Companies can more effectively run themselves when they don’t have to answer to the public markets on a quarterly basis, according to one portfolio manager.

“That’s just the flat-out truth of it,” Jeff Weniger, director of asset allocation at Wisdom Tree Asset Management, told BNN Bloomberg Thursday.

His comments come one day after Calgary, Alta.-based WestJet Airlines Ltd. CEO Ed Sims told BNN Bloomberg he’s eager to escape the wrath of “sell-side analysts” now that the airline’s takeover by Toronto-based private equity firm Onex Corporation has been granted final regulatory approval.

“Here’s another Canadian gem no longer available for mom and pop to play,” Weniger added.

He said the intense scrutiny public companies face goes back to the turn of the century, when bombshell revelations of accounting fraud at energy company Enron Corp. and telecom giant WorldCom resulted in the toughening of disclosure rules.

“It really increased the amount of filing you have to do,” Weniger said.

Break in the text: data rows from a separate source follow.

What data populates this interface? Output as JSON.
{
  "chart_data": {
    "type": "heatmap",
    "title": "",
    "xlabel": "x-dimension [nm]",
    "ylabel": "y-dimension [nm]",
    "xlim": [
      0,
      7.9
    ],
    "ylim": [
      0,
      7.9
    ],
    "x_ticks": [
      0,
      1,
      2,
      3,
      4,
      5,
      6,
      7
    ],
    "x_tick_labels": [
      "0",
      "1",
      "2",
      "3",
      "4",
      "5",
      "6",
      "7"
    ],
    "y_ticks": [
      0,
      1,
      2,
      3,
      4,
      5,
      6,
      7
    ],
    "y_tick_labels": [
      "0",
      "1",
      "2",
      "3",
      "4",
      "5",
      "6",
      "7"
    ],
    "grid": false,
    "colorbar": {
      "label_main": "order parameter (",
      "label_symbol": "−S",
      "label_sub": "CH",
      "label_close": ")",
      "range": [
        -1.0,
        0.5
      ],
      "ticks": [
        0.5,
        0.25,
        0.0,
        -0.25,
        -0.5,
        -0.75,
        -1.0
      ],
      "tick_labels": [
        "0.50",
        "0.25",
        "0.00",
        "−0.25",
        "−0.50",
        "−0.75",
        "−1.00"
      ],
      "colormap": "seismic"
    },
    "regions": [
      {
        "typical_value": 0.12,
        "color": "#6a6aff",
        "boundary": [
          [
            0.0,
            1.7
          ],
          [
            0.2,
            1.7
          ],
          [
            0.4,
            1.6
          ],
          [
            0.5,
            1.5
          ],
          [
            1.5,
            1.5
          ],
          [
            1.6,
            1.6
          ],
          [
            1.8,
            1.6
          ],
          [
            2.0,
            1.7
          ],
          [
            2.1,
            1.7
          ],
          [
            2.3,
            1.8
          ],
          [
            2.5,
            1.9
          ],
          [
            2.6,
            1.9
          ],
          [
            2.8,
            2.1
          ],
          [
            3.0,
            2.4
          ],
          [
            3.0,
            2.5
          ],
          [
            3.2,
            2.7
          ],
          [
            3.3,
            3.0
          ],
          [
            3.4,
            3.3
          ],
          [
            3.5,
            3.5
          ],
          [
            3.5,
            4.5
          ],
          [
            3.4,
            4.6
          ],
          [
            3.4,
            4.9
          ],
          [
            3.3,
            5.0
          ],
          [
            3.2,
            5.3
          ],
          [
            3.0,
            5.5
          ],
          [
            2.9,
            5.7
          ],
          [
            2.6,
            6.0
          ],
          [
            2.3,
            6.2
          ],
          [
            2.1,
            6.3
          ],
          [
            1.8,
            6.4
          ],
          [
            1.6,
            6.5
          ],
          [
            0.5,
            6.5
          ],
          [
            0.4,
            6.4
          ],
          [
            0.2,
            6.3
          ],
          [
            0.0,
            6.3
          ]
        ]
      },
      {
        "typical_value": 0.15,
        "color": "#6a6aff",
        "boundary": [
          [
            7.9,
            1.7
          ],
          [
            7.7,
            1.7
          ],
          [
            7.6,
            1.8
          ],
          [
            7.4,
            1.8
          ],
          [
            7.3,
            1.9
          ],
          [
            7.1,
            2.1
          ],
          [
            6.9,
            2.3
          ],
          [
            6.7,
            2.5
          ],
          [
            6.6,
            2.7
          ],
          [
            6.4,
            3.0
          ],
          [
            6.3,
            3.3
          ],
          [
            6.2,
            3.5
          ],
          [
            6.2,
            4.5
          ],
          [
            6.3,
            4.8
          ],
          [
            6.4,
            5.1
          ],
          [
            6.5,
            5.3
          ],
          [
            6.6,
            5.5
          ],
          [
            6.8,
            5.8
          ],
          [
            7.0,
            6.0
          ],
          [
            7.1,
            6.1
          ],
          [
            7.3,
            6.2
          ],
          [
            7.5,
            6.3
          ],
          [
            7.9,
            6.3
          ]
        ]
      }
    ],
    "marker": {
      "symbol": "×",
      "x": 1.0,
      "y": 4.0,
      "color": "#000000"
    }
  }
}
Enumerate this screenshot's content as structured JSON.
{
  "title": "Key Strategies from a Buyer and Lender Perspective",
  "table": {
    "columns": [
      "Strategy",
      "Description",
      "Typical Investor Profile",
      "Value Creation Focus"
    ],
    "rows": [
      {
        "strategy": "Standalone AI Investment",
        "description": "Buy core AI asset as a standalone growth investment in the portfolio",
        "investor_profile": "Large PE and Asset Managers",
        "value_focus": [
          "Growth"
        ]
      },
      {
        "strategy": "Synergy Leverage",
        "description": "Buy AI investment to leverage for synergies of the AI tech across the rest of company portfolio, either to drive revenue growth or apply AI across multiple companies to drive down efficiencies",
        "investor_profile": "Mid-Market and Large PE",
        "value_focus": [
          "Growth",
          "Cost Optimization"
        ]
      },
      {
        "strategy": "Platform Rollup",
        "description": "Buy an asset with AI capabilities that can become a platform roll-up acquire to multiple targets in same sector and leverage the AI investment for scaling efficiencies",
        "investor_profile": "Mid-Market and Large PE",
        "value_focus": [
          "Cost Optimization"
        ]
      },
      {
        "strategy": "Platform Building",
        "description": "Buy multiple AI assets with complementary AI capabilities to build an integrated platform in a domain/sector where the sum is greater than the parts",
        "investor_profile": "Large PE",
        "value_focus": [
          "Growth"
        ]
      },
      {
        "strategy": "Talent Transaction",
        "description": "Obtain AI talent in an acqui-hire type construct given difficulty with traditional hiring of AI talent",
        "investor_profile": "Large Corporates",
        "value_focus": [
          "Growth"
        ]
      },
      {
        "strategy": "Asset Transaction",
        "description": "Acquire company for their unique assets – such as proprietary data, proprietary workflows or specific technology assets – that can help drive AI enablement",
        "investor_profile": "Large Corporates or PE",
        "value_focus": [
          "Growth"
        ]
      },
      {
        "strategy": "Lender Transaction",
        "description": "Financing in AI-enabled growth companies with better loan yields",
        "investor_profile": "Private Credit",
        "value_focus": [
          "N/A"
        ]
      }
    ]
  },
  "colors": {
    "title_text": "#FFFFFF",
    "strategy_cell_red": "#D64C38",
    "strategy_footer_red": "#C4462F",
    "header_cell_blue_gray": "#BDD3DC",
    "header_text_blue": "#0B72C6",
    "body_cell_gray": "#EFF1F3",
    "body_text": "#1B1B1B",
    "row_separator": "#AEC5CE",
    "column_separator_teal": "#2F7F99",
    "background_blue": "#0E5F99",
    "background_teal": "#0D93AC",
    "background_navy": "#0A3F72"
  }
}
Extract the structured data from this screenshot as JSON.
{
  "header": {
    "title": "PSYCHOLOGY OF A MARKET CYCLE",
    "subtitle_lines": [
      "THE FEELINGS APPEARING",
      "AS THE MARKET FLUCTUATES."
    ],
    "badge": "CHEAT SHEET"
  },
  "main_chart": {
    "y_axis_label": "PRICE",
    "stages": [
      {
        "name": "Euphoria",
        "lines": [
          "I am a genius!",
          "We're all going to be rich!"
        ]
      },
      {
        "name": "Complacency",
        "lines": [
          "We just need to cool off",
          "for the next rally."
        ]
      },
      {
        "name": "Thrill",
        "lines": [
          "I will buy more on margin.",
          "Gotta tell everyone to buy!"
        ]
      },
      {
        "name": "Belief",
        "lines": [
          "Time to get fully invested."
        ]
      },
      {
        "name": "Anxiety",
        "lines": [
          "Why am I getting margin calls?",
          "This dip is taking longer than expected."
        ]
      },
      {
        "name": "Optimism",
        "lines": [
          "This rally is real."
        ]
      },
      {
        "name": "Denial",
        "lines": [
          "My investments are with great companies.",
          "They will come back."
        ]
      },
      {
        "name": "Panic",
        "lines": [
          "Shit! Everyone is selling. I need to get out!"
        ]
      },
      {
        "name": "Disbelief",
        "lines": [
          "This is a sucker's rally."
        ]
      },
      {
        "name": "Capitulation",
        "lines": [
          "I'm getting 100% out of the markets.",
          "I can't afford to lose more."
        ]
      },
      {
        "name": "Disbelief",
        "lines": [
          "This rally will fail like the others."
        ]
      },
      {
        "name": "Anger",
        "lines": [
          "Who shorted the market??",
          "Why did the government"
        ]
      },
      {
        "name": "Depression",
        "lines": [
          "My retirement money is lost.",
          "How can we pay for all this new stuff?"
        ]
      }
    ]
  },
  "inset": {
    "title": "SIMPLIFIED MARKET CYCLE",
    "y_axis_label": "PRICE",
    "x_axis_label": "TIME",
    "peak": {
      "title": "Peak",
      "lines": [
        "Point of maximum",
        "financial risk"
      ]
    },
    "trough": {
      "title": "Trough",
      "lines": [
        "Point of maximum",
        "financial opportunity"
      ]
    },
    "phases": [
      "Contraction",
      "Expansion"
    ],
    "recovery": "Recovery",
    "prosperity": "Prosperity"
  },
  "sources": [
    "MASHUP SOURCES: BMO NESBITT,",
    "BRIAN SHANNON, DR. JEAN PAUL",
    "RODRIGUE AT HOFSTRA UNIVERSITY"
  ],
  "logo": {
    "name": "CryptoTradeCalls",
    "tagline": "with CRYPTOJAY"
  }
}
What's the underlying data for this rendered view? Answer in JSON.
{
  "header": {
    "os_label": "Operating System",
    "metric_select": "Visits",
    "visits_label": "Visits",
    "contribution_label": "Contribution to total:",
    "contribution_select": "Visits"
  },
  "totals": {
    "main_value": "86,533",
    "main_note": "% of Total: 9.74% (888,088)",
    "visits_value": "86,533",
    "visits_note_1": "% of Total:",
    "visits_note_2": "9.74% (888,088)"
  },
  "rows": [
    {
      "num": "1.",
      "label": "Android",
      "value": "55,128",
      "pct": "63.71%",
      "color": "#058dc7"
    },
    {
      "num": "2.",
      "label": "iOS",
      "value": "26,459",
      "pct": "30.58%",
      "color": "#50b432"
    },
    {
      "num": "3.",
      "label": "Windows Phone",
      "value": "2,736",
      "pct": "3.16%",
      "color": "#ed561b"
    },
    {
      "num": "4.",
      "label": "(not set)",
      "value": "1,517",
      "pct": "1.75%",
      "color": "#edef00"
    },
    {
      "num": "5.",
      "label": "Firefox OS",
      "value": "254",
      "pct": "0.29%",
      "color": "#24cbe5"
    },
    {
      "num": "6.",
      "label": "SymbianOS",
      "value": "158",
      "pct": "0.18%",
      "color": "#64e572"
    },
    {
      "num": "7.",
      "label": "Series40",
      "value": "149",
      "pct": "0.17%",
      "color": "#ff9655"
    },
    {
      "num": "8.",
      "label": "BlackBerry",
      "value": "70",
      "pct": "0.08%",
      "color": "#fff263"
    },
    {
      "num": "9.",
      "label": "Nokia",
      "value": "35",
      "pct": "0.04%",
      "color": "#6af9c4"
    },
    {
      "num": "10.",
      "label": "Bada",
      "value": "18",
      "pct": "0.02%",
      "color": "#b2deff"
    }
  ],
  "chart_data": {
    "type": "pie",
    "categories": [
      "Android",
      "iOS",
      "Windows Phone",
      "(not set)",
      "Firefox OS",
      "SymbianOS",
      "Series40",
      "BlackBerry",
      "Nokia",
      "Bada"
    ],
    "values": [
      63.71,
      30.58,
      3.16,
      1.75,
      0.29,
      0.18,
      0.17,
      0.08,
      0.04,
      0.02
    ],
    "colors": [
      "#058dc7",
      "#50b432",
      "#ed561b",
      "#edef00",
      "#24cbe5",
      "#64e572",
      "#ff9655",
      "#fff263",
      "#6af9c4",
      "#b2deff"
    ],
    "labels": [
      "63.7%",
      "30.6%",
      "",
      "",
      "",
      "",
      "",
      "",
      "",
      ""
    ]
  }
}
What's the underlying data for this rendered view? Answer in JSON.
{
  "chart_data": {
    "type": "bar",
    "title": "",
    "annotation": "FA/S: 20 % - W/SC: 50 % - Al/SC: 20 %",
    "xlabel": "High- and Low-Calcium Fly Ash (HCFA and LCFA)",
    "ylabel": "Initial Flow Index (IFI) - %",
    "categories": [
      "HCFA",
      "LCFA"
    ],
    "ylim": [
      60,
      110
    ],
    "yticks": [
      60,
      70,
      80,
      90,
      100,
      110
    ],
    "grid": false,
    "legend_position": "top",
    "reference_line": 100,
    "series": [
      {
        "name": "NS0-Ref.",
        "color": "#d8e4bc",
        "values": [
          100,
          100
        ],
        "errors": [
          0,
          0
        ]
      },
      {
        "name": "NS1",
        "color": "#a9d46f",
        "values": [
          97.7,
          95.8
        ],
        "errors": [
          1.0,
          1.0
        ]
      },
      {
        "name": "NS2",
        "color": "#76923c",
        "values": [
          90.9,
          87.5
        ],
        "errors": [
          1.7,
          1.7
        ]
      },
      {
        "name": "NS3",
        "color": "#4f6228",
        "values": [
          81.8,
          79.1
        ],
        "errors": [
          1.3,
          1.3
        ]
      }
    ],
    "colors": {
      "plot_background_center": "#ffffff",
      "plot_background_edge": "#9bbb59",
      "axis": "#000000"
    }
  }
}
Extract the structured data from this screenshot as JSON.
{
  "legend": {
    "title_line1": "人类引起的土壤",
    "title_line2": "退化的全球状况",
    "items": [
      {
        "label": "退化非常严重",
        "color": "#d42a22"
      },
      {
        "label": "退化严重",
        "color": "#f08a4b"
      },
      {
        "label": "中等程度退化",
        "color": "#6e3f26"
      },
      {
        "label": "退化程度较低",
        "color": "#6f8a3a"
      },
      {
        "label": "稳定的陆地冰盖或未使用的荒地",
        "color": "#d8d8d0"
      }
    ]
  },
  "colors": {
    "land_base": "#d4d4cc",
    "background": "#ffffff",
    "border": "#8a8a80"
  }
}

Swings in Lululemon Athletica Inc. shares since the company went public in 2007 serve as an example of how a company’s stock performance can hinge on the perceptions of public-market investors and analysts, Weniger added.

“You can see how [the company faced] public scrutiny going back to the fat-shaming scandal four years ago, to suddenly [becoming] the darling of the market,” he said in reference to comments made by Lululemon founder Chip Wilson in 2013.

“You can just be so susceptible to the vagaries of the news cycle.”